As the creator of some of the most influential pieces of music ever written, German composer Ludwig van Beethoven bridged the 18th-century Classical period and the new beginnings of Romanticism. His greatest breakthroughs in composition came in his instrumental work, including his symphonies. Unlike his predecessor Wolfgang Amadeus Mozart, for whom writing music seemed to come easily, Beethoven always struggled to perfect his work. Beethoven’s father and grandfather worked as court musicians in Bonn. Ludwig’s father, a singer, gave him his early musical training. Although he had only meagre academic schooling, he studied piano, violin, and French horn, and before he was 12 years old he became a court organist. Ludwig’s first important teacher of composition was Christian Gottlob Neefe. In 1787 he studied briefly with Mozart, and five years later he left Bonn permanently and went to Vienna to study with Joseph Haydn and later with Antonio Salieri. Beethoven’s first public appearance in Vienna was on March 29, 1795, as a soloist in one of his piano concerti. Even before he left Bonn, he had developed a reputation for fine improvisatory performances. In Vienna young Beethoven soon accumulated a long list of aristocratic patrons.
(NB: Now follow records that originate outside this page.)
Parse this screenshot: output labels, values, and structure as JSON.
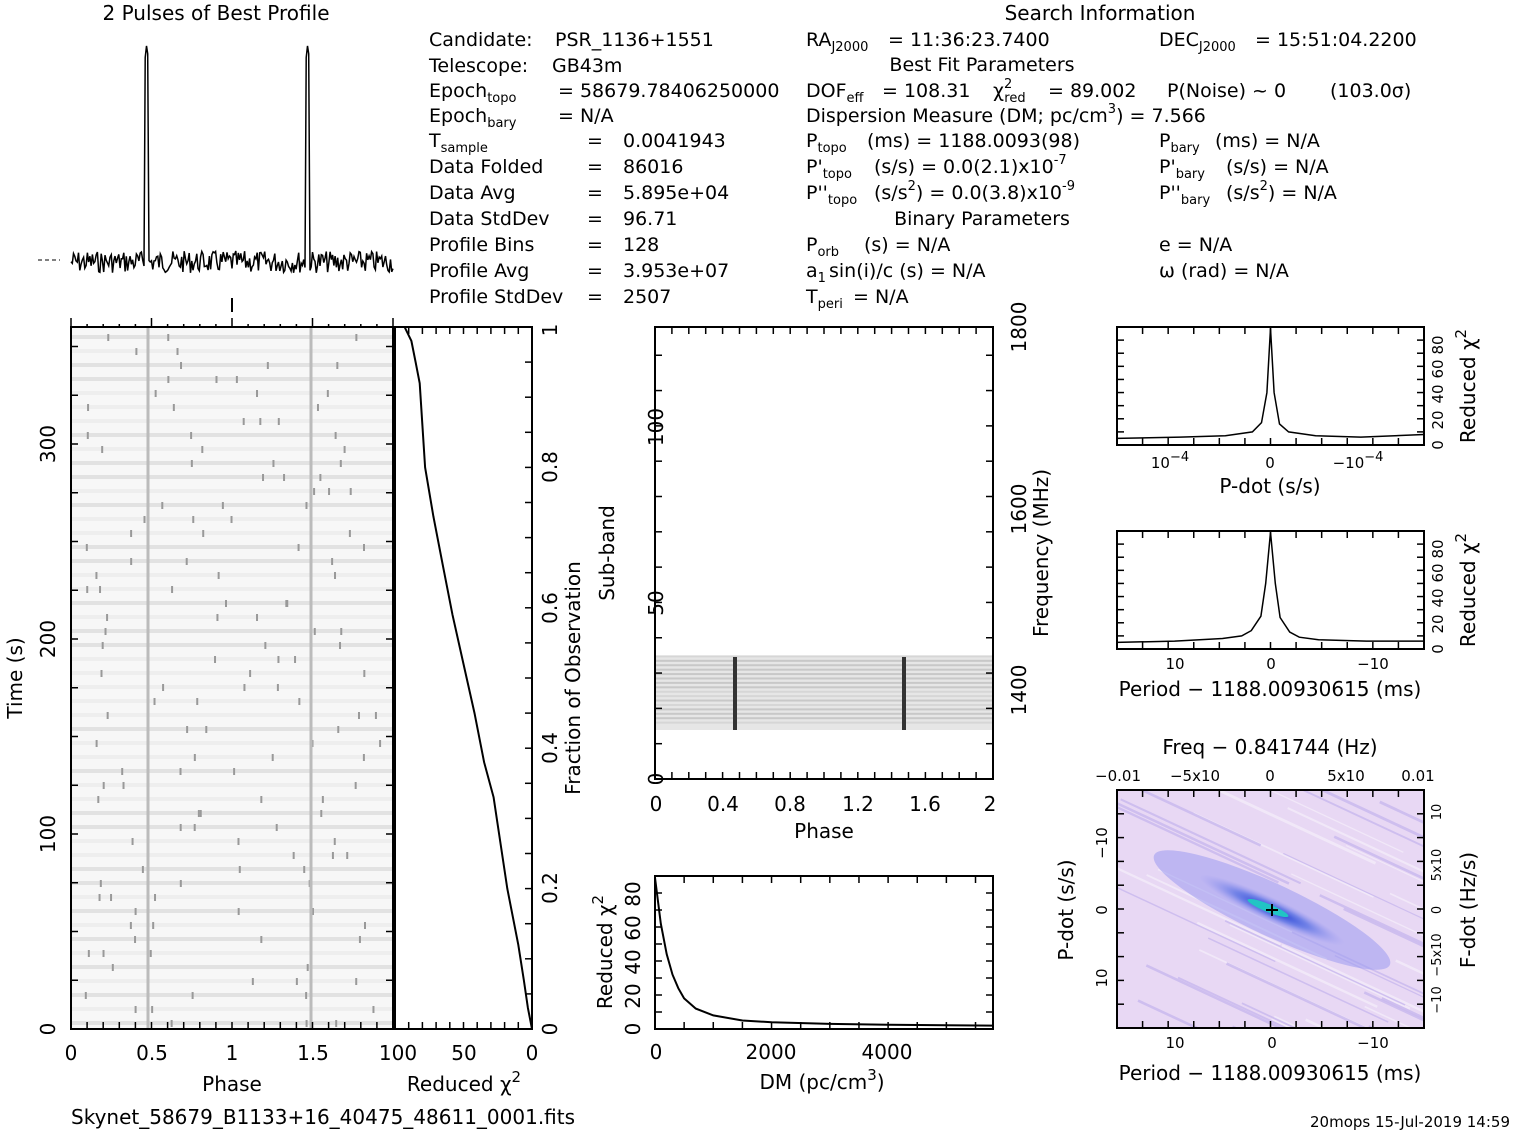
{
  "colors": {
    "ink": "#000000",
    "paper": "#ffffff",
    "pddot_bg": "#e8d8f4",
    "pddot_core": "#1030d0",
    "pddot_center": "#20c0c0"
  },
  "titles": {
    "profile": "2 Pulses of Best Profile",
    "search_info": "Search Information",
    "best_fit": "Best Fit Parameters",
    "binary": "Binary Parameters"
  },
  "candidate_info": {
    "candidate_label": "Candidate:",
    "candidate_value": "PSR_1136+1551",
    "telescope_label": "Telescope:",
    "telescope_value": "GB43m",
    "epoch_topo_label": "Epoch",
    "epoch_topo_sub": "topo",
    "epoch_topo_value": "= 58679.78406250000",
    "epoch_bary_label": "Epoch",
    "epoch_bary_sub": "bary",
    "epoch_bary_value": "= N/A",
    "tsample_label": "T",
    "tsample_sub": "sample",
    "tsample_eq": "=",
    "tsample_value": "0.0041943",
    "folded_label": "Data Folded",
    "folded_eq": "=",
    "folded_value": "86016",
    "avg_label": "Data Avg",
    "avg_eq": "=",
    "avg_value": "5.895e+04",
    "std_label": "Data StdDev",
    "std_eq": "=",
    "std_value": "96.71",
    "bins_label": "Profile Bins",
    "bins_eq": "=",
    "bins_value": "128",
    "pavg_label": "Profile Avg",
    "pavg_eq": "=",
    "pavg_value": "3.953e+07",
    "pstd_label": "Profile StdDev",
    "pstd_eq": "=",
    "pstd_value": "2507"
  },
  "search_info": {
    "ra_label": "RA",
    "ra_sub": "J2000",
    "ra_value": "= 11:36:23.7400",
    "dec_label": "DEC",
    "dec_sub": "J2000",
    "dec_value": "= 15:51:04.2200",
    "dof_label": "DOF",
    "dof_sub": "eff",
    "dof_value": "= 108.31",
    "chi_label": "χ",
    "chi_sup": "2",
    "chi_sub": "red",
    "chi_value": "= 89.002",
    "pnoise": "P(Noise) ~ 0",
    "sigma": "(103.0σ)",
    "dm_text": "Dispersion Measure (DM; pc/cm",
    "dm_sup": "3",
    "dm_value": ") = 7.566",
    "ptopo_label": "P",
    "ptopo_sub": "topo",
    "ptopo_value": "(ms) =  1188.0093(98)",
    "pbary_label": "P",
    "pbary_sub": "bary",
    "pbary_value": "(ms) = N/A",
    "pdtopo_label": "P'",
    "pdtopo_sub": "topo",
    "pdtopo_value": "(s/s) = 0.0(2.1)x10",
    "pdtopo_exp": "-7",
    "pdbary_label": "P'",
    "pdbary_sub": "bary",
    "pdbary_value": "(s/s) = N/A",
    "pddtopo_label": "P''",
    "pddtopo_sub": "topo",
    "pddtopo_value": "(s/s",
    "pddtopo_unitsup": "2",
    "pddtopo_value2": ") = 0.0(3.8)x10",
    "pddtopo_exp": "-9",
    "pddbary_label": "P''",
    "pddbary_sub": "bary",
    "pddbary_value": "(s/s",
    "pddbary_unitsup": "2",
    "pddbary_value2": ") = N/A",
    "porb_label": "P",
    "porb_sub": "orb",
    "porb_value": "(s) = N/A",
    "e_text": "e = N/A",
    "a1_label": "a",
    "a1_sub": "1",
    "a1_value": "sin(i)/c (s) = N/A",
    "omega_text": "ω (rad) = N/A",
    "tperi_label": "T",
    "tperi_sub": "peri",
    "tperi_value": "= N/A"
  },
  "footer": {
    "filename": "Skynet_58679_B1133+16_40475_48611_0001.fits",
    "stamp": "20mops  15-Jul-2019 14:59"
  },
  "chart_data": [
    {
      "id": "profile",
      "type": "line",
      "title": "2 Pulses of Best Profile",
      "x_range": [
        0,
        2
      ],
      "pulses": [
        0.47,
        1.47
      ],
      "xlabel": "",
      "ylabel": ""
    },
    {
      "id": "time_phase",
      "type": "heatmap",
      "xlabel": "Phase",
      "ylabel": "Time (s)",
      "xlim": [
        0,
        2
      ],
      "ylim": [
        0,
        360
      ],
      "x_ticks": [
        "0",
        "0.5",
        "1",
        "1.5"
      ],
      "y_ticks": [
        "0",
        "100",
        "200",
        "300"
      ]
    },
    {
      "id": "time_chi2",
      "type": "line",
      "xlabel": "Reduced χ",
      "xlabel_sup": "2",
      "ylabel": "Fraction of Observation",
      "xlim": [
        100,
        0
      ],
      "ylim": [
        0,
        1
      ],
      "x_ticks": [
        "100",
        "50",
        "0"
      ],
      "y_ticks": [
        "0",
        "0.2",
        "0.4",
        "0.6",
        "0.8",
        "1"
      ],
      "x": [
        0,
        3,
        6,
        10,
        18,
        25,
        28,
        35,
        42,
        50,
        58,
        65,
        72,
        78,
        80,
        82,
        85,
        88,
        93
      ],
      "y": [
        0.0,
        0.03,
        0.07,
        0.12,
        0.2,
        0.29,
        0.33,
        0.38,
        0.45,
        0.52,
        0.59,
        0.66,
        0.73,
        0.8,
        0.86,
        0.92,
        0.95,
        0.98,
        1.0
      ]
    },
    {
      "id": "subband_phase",
      "type": "heatmap",
      "xlabel": "Phase",
      "ylabel": "Sub-band",
      "ylabel_right": "Frequency (MHz)",
      "xlim": [
        0,
        2
      ],
      "ylim": [
        0,
        128
      ],
      "x_ticks": [
        "0",
        "0.4",
        "0.8",
        "1.2",
        "1.6",
        "2"
      ],
      "y_ticks": [
        "0",
        "50",
        "100"
      ],
      "y_right_ticks": [
        "1400",
        "1600",
        "1800"
      ],
      "band_range": [
        15,
        35
      ],
      "pulses": [
        0.47,
        1.47
      ]
    },
    {
      "id": "dm_chi2",
      "type": "line",
      "xlabel": "DM (pc/cm",
      "xlabel_sup": "3",
      "xlabel_end": ")",
      "ylabel": "Reduced χ",
      "ylabel_sup": "2",
      "xlim": [
        0,
        5800
      ],
      "ylim": [
        0,
        90
      ],
      "x_ticks": [
        "0",
        "2000",
        "4000"
      ],
      "y_ticks": [
        "0",
        "20",
        "40",
        "60",
        "80"
      ],
      "x": [
        0,
        100,
        200,
        300,
        400,
        500,
        700,
        1000,
        1500,
        2000,
        3000,
        4000,
        5000,
        5800
      ],
      "y": [
        89,
        62,
        44,
        32,
        24,
        18,
        12,
        8,
        5,
        4,
        3,
        2.5,
        2.2,
        2.0
      ]
    },
    {
      "id": "pdot_chi2",
      "type": "line",
      "xlabel": "P-dot (s/s)",
      "ylabel": "Reduced χ",
      "ylabel_sup": "2",
      "xlim": [
        0.00017,
        -0.00017
      ],
      "ylim": [
        0,
        90
      ],
      "x_ticks": [
        "10",
        "0",
        "−10"
      ],
      "x_tick_exp": "−4",
      "y_ticks": [
        "0",
        "20",
        "40",
        "60",
        "80"
      ],
      "x": [
        0.00017,
        0.0001,
        5e-05,
        2e-05,
        1e-05,
        4e-06,
        0,
        -4e-06,
        -1e-05,
        -2e-05,
        -5e-05,
        -0.0001,
        -0.00017
      ],
      "y": [
        5,
        6,
        7,
        10,
        17,
        40,
        89,
        40,
        16,
        10,
        7,
        6,
        8
      ]
    },
    {
      "id": "period_chi2",
      "type": "line",
      "xlabel": "Period − 1188.00930615 (ms)",
      "ylabel": "Reduced χ",
      "ylabel_sup": "2",
      "xlim": [
        16,
        -16
      ],
      "ylim": [
        0,
        90
      ],
      "x_ticks": [
        "10",
        "0",
        "−10"
      ],
      "y_ticks": [
        "0",
        "20",
        "40",
        "60",
        "80"
      ],
      "x": [
        16,
        10,
        5,
        3,
        2,
        1,
        0.5,
        0,
        -0.5,
        -1,
        -2,
        -3,
        -5,
        -10,
        -16
      ],
      "y": [
        5,
        6,
        8,
        10,
        14,
        25,
        50,
        89,
        50,
        24,
        13,
        9,
        7,
        6,
        6
      ]
    },
    {
      "id": "p_pdot",
      "type": "heatmap",
      "title": "Freq − 0.841744 (Hz)",
      "xlabel": "Period − 1188.00930615 (ms)",
      "ylabel": "P-dot (s/s)",
      "ylabel_right": "F-dot (Hz/s)",
      "x_ticks": [
        "10",
        "0",
        "−10"
      ],
      "top_ticks": [
        "−0.01",
        "−5x10",
        "0",
        "5x10",
        "0.01"
      ],
      "y_ticks": [
        "−10",
        "0",
        "10"
      ],
      "right_ticks": [
        "−10",
        "−5x10",
        "0",
        "5x10",
        "10"
      ]
    }
  ]
}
In the late 1700s Beethoven began to suffer from early symptoms of deafness. Around the same time he developed severe abdominal pain. By 1802 Beethoven was convinced that his deafness not only was permanent, but was getting progressively worse. He spent that summer in the country and wrote what has become known as the “Heiligenstadt Testament.” In the document, apparently intended for his two brothers, Beethoven expressed his humiliation and despair. For the rest of his life he searched for a cure for his ailments, but his abdominal distress persisted and by 1819 he had become completely deaf. Beethoven never married. Although his friends were numerous, he was a rather lonely man, prone to irritability and dramatic mood swings. He continued to appear in public but increasingly focused his time on his compositions. Living near Vienna, he took long walks carrying sketchbooks, which became a repository of his musical ideas. These sketchbooks reveal the agonizingly protracted process by which Beethoven perfected his melodies, harmonies, and instrumentations.